The easiest way to remove corrupted data from your g01.rdf
is by running some RegEx, comparing it to g01.schema
.
Once this is done you can run the following command in the terminal (or Power Shell, Ubuntu Bash, etc when running Windows):
docker run -it --rm -v <path-to-backup-files>:/tmp/ dgraph/dgraph:v21.03-slash \ dgraph live --slash_grpc_endpoint <your-cluster-endpoint>:443 -f /tmp/g01.rdf.gz -s /tmp/g01.schema.gz -t <your-slash-api-key> --creds="user=groot;password=<your-groot-password>;namespace=<your-namespace-id>"

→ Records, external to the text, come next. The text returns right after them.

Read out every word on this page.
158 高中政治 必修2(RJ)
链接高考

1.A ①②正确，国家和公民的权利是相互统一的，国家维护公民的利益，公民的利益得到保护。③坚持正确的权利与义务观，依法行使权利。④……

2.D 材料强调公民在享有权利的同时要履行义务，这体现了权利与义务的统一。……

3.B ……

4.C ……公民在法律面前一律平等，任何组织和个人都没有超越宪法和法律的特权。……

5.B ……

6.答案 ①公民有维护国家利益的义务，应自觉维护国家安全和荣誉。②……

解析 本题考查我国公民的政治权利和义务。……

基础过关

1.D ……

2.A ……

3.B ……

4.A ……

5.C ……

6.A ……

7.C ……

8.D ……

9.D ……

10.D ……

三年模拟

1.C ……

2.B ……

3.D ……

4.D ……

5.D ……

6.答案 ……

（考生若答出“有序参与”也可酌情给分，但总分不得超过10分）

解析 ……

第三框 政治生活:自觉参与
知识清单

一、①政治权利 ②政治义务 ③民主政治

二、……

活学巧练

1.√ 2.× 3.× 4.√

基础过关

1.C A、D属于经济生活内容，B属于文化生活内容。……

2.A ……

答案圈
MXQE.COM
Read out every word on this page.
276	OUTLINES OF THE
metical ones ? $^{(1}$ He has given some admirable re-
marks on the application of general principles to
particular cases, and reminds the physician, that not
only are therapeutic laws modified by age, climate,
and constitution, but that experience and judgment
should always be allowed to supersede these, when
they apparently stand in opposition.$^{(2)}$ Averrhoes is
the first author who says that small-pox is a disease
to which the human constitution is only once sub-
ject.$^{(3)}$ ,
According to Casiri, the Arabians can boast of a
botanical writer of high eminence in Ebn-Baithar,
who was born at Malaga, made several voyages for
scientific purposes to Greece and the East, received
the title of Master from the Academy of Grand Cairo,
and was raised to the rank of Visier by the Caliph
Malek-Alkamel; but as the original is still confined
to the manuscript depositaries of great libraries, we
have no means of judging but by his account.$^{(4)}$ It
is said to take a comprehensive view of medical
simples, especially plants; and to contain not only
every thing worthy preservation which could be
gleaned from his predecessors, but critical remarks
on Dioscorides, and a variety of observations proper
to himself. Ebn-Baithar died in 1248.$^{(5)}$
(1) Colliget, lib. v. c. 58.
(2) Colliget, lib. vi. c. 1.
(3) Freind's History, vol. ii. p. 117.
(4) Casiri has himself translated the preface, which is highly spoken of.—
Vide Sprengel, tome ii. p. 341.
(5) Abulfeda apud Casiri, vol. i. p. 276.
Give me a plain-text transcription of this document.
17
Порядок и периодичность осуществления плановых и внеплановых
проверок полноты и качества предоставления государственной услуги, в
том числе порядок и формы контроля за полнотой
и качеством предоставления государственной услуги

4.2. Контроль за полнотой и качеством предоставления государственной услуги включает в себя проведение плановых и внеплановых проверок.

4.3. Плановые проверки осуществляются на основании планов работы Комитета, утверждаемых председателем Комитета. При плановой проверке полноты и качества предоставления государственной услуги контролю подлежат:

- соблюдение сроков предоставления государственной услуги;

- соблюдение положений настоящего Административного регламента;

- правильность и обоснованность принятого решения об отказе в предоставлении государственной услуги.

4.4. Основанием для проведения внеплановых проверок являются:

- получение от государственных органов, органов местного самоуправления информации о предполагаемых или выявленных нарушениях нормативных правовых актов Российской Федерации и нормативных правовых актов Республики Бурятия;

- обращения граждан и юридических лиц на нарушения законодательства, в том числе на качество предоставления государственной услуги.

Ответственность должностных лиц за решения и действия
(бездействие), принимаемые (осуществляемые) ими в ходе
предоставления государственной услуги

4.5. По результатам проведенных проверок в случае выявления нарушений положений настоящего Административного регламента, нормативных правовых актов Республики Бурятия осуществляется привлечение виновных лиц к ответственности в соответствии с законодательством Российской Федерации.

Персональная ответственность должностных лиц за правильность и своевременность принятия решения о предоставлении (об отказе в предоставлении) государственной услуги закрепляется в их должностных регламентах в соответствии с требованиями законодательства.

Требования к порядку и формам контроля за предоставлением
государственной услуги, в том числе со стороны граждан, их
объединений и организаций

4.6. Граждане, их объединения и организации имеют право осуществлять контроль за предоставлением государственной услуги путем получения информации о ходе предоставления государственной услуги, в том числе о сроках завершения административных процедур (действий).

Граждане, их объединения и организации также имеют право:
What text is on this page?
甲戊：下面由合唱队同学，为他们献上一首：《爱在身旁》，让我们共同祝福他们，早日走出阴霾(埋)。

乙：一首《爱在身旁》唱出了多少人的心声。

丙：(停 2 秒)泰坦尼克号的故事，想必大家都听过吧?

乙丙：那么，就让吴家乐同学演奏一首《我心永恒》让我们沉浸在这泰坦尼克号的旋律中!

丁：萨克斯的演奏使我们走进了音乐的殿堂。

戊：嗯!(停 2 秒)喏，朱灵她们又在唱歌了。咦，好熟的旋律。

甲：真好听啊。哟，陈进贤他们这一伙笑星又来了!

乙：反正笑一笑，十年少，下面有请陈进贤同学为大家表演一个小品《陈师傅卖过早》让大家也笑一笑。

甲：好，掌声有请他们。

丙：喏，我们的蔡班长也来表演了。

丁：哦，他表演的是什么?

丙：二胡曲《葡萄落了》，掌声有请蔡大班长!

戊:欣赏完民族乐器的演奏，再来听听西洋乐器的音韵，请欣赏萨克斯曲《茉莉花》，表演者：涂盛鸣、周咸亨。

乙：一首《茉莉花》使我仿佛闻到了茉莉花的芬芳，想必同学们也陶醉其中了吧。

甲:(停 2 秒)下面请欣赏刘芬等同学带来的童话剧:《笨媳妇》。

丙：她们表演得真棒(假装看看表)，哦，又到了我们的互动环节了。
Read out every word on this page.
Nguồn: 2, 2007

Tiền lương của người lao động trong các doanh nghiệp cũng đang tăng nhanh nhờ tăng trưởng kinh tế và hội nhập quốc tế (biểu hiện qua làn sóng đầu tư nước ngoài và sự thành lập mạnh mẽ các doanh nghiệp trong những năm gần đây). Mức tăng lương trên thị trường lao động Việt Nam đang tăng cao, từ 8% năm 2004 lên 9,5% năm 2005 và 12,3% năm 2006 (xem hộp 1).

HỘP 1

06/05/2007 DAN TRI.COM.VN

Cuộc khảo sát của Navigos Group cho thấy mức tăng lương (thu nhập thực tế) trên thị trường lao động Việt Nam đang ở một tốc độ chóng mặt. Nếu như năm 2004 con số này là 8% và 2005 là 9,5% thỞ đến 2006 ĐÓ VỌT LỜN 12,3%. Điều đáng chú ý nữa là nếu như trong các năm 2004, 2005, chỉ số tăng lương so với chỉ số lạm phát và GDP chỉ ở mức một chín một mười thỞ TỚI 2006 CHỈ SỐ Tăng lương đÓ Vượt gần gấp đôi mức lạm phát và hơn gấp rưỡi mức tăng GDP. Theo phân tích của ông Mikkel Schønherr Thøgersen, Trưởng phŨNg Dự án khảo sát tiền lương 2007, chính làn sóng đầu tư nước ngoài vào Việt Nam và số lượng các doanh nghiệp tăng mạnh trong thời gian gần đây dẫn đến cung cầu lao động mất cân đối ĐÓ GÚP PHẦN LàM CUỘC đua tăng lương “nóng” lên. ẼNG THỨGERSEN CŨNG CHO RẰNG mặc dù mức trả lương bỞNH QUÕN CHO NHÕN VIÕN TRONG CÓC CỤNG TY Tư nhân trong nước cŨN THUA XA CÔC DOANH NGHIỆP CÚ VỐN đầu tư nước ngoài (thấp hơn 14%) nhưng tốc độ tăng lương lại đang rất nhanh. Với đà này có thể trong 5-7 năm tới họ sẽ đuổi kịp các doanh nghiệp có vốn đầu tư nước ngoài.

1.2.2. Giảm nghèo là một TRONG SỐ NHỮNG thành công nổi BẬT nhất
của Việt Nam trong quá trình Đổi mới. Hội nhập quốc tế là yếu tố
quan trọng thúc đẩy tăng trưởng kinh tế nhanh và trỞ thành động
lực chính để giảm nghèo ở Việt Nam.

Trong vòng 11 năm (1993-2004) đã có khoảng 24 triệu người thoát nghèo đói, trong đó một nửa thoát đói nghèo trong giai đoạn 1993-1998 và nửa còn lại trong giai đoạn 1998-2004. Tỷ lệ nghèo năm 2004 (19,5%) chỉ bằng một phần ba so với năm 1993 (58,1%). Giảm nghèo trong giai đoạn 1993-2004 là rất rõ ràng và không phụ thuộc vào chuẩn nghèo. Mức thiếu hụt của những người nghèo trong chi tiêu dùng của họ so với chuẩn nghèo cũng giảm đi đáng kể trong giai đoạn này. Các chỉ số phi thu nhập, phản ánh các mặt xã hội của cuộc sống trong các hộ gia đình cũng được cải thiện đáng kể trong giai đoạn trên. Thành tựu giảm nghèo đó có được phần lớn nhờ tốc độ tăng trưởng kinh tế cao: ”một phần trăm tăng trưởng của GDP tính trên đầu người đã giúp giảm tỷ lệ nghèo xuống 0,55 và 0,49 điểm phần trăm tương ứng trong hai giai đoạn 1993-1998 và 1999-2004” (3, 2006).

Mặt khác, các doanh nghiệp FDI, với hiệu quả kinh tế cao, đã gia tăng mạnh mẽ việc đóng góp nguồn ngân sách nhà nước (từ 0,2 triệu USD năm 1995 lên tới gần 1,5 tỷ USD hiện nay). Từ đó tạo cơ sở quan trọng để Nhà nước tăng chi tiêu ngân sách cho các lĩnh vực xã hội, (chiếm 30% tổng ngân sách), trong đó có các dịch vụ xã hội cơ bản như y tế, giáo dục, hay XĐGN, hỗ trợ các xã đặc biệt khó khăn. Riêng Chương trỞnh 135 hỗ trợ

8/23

A few things to mention here:
- do not drop all data before you restore the namespace! You will delete the groot user and thus have no access to the namespace anymore! In case you need to delete all data, delete the namespace, create a new one and clone the data.
- make sure that you don’t use
https://<your-cluster-endpoint>
, this does not work! Use port 443 and the URL without https
.
- the above process ONLY restores the data, including all ACL settings but does NOT restore the GraphQL schema! To do that either copy the backuped GraphQL schema and paste it in the Schema section in the Cloud Interface or run the
updateGQLSchema
mutation.
Step 3/B - Cloning Data from One Namespace into Another
In some cases you will have to delete one your namespaces because restore dos not work as intended. When cloning data from one namespace to the other you will have to alter the RDF data file a bit further.
In addition to deleteing predicates which are not part of the schema, you need to remove all references to the groot user AND it’s gardians group. If you don’t do this, you will compromise your ACL because you will have two groot users!
Once your data file is cleaned up, continue with the docker command from Step 2/A.